Because questions are now allowed at Scrutiny meetings, provided they are submitted in writing two days before the meeting takes place, I asked the following:
As this is taxpayers' money would it not be more acceptable to the public to use this for the benefit of them, for example by applying a proportion of it to the provision of the car park on the old Little Chef site in Redbrook which the residents have been promised for the past nine years?
There are many other worthy local causes to which the money could be applied, but I mentioned the car park in Redbrook because it is a project I have known about for many years.
The verbal answer, from Cllr Brian Robinson, portfolio-holder for Efficient Government and now also a county councillor, was that the fund is a mandatory requirement, so it would be very instructive to be informed where the money would have come from if there had been no surplus on which to draw.
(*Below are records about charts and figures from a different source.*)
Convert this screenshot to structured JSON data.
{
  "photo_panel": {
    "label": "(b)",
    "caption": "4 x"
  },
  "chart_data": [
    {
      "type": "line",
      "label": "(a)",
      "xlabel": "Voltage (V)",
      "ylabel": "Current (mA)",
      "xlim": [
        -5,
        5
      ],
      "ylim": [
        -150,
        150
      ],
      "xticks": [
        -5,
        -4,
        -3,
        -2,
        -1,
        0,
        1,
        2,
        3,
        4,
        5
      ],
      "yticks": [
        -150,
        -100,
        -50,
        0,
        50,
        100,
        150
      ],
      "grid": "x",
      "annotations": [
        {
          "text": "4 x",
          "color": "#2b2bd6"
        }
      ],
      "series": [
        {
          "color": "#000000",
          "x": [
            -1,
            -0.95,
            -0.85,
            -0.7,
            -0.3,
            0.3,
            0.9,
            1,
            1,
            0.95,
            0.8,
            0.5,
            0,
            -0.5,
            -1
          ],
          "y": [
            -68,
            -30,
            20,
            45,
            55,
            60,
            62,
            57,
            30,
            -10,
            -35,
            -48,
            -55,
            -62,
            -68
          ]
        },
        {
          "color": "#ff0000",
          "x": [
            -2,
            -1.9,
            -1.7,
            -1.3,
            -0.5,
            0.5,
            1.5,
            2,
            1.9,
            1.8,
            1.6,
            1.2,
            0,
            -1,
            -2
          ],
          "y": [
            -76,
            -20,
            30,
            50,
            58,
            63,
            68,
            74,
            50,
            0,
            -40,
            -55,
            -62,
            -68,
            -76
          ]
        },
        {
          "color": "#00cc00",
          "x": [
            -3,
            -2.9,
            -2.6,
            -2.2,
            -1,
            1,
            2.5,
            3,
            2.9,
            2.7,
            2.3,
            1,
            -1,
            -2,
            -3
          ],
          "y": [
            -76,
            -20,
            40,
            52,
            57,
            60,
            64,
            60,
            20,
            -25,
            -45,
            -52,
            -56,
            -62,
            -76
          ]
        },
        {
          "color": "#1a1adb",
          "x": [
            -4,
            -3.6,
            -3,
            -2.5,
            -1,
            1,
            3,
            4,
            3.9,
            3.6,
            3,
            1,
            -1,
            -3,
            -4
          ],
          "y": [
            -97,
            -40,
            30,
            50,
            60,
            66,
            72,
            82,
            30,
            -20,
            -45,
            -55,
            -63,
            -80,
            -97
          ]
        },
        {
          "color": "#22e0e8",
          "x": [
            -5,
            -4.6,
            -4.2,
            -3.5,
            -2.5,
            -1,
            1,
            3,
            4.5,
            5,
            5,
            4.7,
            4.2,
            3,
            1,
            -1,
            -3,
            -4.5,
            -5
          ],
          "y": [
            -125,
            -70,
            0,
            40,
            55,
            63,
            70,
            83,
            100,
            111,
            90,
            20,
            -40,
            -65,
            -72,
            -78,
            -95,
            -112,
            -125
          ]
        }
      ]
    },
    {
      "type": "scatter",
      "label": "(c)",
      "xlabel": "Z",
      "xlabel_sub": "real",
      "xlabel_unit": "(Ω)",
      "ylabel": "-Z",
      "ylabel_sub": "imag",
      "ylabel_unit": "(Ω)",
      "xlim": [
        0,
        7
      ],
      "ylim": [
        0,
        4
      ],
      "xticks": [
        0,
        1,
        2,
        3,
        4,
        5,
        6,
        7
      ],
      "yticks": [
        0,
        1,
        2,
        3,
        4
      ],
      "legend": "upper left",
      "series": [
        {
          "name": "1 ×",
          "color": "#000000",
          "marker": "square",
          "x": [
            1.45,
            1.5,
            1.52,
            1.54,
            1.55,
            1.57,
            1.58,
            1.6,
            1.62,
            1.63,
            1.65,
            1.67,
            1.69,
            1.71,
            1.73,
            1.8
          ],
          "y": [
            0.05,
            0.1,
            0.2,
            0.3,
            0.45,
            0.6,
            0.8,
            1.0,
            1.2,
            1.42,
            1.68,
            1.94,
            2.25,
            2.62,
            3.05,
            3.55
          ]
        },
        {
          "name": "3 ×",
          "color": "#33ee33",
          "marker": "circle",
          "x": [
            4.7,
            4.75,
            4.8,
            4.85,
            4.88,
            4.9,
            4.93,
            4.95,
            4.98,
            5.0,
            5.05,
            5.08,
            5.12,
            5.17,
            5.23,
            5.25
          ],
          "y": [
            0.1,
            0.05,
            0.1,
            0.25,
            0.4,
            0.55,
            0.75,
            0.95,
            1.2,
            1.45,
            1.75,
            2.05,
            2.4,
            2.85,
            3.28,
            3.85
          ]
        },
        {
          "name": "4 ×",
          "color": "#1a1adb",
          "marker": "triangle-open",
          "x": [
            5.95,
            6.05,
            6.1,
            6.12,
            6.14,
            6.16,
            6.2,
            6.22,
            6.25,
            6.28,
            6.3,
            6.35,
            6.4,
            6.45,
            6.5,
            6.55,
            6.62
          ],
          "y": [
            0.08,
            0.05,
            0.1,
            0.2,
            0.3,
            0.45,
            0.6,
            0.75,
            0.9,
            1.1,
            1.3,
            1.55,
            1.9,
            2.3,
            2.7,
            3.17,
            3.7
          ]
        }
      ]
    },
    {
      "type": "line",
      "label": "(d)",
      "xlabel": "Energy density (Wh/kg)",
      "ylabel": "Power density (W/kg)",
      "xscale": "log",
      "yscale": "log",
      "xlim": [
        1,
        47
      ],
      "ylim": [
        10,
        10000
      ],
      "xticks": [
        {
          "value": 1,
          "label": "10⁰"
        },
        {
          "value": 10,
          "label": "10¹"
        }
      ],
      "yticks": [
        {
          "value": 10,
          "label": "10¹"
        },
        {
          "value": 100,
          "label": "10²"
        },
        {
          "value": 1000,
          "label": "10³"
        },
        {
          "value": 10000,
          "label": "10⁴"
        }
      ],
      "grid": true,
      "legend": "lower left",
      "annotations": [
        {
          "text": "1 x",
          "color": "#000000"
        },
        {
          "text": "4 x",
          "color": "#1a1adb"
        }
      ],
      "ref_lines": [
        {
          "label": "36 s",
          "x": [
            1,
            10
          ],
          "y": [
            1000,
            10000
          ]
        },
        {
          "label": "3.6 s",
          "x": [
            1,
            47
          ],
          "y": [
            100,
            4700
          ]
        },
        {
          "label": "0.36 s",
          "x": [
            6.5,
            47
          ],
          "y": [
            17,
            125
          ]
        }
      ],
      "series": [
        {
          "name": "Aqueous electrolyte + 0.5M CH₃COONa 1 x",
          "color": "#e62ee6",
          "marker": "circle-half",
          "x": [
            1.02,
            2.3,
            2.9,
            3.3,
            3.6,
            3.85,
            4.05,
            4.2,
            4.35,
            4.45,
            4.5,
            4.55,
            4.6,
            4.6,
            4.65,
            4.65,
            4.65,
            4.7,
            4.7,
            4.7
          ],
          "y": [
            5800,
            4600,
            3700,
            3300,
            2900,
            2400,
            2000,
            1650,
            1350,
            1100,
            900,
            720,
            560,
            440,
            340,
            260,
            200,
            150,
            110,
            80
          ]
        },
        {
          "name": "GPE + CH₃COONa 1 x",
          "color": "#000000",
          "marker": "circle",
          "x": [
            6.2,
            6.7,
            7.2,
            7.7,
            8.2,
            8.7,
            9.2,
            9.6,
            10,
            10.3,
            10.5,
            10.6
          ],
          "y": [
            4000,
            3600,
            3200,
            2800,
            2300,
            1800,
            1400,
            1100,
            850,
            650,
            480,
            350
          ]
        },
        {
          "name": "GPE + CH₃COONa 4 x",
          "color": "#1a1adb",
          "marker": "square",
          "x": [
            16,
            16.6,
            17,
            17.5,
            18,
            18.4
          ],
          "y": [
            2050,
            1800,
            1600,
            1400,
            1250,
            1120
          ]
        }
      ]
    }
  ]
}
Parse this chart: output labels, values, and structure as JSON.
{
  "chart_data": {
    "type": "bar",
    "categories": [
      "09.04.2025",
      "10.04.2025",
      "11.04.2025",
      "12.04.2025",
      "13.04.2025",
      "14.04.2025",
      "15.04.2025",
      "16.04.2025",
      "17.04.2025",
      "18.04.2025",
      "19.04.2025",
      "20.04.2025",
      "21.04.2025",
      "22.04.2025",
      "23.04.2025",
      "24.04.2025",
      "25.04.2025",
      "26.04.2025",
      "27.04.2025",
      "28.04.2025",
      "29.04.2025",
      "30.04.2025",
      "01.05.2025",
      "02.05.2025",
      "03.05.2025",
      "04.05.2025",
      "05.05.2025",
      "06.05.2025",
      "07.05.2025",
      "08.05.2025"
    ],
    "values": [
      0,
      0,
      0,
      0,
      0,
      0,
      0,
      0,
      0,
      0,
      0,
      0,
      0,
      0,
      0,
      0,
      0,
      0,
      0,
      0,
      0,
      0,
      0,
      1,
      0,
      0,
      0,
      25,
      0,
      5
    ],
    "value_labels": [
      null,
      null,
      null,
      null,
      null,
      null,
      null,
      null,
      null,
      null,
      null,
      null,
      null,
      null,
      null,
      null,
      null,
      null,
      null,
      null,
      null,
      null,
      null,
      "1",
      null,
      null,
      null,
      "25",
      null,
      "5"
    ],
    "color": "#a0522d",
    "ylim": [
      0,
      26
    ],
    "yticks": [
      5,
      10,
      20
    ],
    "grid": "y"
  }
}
As a supplementary question I asked when, and at which committee, this had been debated and was advised that it had been a decision of Cabinet but had been discussed under exempt minutes, meaning the public is excluded. As the result is now in the public domain it is reasonable to expect that these exempt minutes will now be also be placed there, but I shall not hold my breath. Why a matter such as this, which discusses the use of publicly-funded money, should be exempt is in any case questionable.
We are constantly being told that government, at all levels, is transparent when it is so obviously not. The Forest of Dean District Council could give a lead in this by banning all exempt minutes except where sensitive commercial details are involved. – Dr Daphne Pearson, Redbrook.